Many analysts remained cynical, expecting more devaluations from the central bank, with Hantec’s Richard Perry saying, he took the comments “with a pinch of salt.”
The Pboc also actually continued devaluing their currency on Thursday after fixing a lower rate, albeit at not as much as on Tuesday and Wednesday.
The euro lost ground and called a halt to its rocketing rally on Thursday after the release of the ECB July meeting minutes showed a doveish retrenchment in board members’ attitudes.
Although there was no change in the headline summary that “risks remain to the downside” concerns about continued low inflation, the impact of a slow-down in China and the impact on struggling emerging market economies of a rate hike in the U.S were highlighted.
Analysts concluded the ECB was ready to unleash more QE if necessary, although circumstances had not yet arisen where that was necessary.
The minute said inflation was “unusually low” and China could have a “bigger than expected adverse impact.” It further said the gradual euro-zone recovery had become disappointing and that covered bond purchases under its QE programme were becoming challenging due to funds wanting to keep hold of them during the current riskier climate.
On the hard data front German CPI came out as expected, showing a 0.2% rise yoy in July, and 0.3% mom for harmonised CPI.
Sterling weakened marginally on Thursday as traders continued to digest the disappointing average earnings data from the previous day, which had shown a 4 basis point undershoot below expectations of a rise of 2.8%.
This had poured cold water of early rate hike expectations and the bravura caused by the unexpected rise in Weekly Earnings including Bonus in June.
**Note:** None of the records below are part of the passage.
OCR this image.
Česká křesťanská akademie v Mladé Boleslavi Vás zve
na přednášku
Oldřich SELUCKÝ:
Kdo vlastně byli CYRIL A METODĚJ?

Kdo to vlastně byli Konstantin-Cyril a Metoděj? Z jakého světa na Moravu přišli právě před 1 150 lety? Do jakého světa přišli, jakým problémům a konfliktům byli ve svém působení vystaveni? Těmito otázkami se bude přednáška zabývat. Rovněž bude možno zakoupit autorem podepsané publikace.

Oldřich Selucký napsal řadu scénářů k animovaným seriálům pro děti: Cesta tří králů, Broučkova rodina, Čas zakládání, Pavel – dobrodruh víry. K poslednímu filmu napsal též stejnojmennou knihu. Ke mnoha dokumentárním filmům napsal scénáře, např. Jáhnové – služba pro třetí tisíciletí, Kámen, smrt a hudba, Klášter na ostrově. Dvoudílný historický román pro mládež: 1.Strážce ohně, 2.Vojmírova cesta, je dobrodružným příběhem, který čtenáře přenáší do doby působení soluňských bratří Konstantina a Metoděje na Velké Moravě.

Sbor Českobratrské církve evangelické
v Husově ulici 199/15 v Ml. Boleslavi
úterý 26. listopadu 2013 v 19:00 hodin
Workers salaries are one of the most significant data points watched by BOE officials in trying to gauge the right time to raise interst rates.
On Friday Construction Output data is forecast to show a 3.3% rise yoy in June, from 3.0% a year ago and 2.0% mom, up from -0.3% in May.
Japan’s Industrial output rose more than initially estimated in June, final data from the Ministry of Economy Trade and Industry revealed. Nevertheless concerns over the increasing likelihood of a slowdown in the nation’s economy in the three months through June persist. Total production increased 1.1% on month in June compared to 0.8% rise the preliminary result showed. In May industrial output declined 2.1% as weak exports hurt production in recent months. Annualized production increased 2.3% in June, up from a 2.0% gain in the previous month.
In a separate report core machinery orders dropped steeply in June, suggesting a sharp decline in business investment over the month, further reinforcing the widely held belief that the Japanese economy shrank in the last quarter. Orders excluding ships and utility items plummeted 7.9% on month in June, compared with the 5.3% decrease forecast. The sharp fall in June followed the 0.6% increase in orders in the preceding month and 3.8% rise in April.
There is a risk that overseas slowdown could hit exports harder, prompting Japanese firms to put off investment plans. But so far I don’t see that happening,” said Hidenobu Tokuda, senior economist at the Mizuho Research Institute.